Testigos dijeron que soldados y empleados del gobierno se habían reunido frente al Nuevo Banco de Kabul en la capital provincial de Lashkargah para cobrar sus salarios cuando estalló la bomba.

Omar Zwak, un portavoz del gobierno provincial, dijo a la Voz de América, que algunos de los heridos “están en condición grave”. Agregó que civiles y personal militar estaban entre las víctimas.

El mortal ataque tuvo lugar en anticipación al festival Eid al-Fitr que tendrá lugar el domingo, que marca el fin del mes sagrado islámico de Ramadán.

No ha habido una inmediata atribución de responsabilidad.

El brigadier general Roger Turner, comandante de la fuerza de trabajo del suroeste, encabezada por EE.UU., condenó el ataque. “Este cobarde ataque fue contra gente inocente cuando hacia fila para cobrar sus salarios en preparación para las celebraciones de Eid al-Fitr”, dijo Turner. “Una vez más, el enemigo ha mostrado su completo desprecio por civiles inocentes con un ataque indiscriminado, causando muerte y sufrimiento”, agregó.

Helmand es la provincia afgana más grande donde la mayor parte del territorio es controlado o influenciado por el Talibán.

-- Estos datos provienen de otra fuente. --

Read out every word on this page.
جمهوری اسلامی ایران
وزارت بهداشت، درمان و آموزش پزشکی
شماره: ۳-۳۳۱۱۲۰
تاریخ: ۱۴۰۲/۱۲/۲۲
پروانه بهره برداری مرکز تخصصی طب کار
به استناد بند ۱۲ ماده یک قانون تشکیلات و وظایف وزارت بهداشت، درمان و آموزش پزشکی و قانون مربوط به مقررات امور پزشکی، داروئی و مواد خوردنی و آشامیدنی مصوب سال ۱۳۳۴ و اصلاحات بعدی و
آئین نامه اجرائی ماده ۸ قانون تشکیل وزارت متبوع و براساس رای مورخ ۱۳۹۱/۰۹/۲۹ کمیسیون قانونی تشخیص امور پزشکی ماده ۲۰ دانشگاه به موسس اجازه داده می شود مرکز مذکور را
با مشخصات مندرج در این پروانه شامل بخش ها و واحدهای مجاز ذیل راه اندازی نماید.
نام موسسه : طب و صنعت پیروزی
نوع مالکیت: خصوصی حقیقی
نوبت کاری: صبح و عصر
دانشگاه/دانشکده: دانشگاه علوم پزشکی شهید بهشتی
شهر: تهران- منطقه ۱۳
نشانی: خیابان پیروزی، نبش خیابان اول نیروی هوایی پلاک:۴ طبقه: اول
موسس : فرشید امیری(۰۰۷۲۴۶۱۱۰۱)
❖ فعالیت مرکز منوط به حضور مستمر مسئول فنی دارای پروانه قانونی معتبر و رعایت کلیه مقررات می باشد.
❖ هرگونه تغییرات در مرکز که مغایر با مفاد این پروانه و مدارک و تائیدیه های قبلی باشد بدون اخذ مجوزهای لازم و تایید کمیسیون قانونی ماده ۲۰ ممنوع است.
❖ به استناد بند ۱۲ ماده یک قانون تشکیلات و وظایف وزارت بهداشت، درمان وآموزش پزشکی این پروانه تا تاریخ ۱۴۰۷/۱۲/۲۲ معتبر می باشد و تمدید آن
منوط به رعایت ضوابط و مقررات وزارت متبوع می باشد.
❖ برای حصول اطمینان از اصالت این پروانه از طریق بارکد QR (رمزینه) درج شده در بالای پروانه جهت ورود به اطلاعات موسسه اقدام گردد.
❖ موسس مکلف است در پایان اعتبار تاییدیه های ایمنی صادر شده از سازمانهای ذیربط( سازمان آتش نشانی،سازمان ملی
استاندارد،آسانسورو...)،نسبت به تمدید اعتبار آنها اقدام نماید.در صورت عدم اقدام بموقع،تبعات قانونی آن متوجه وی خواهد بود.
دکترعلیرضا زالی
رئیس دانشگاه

El ataque del jueves tuvo lugar un día después que el Consejo de Seguridad de las Naciones Unidas en Nueva York fue informado sobre lo último en seguridad y la situación política en Afganistán.

El representante de la ONU para Afganistán, Tadamichi Yamamoto, dijo en la reunión del miércoles que el Talibán está ganando terreno y destacó la urgencia de un “genuino proceso de paz” con los insurgentes.

“El gobierno y el Talibán deben involucrarse directamente entre sí para definir una solución política”, dijo Yamamoto.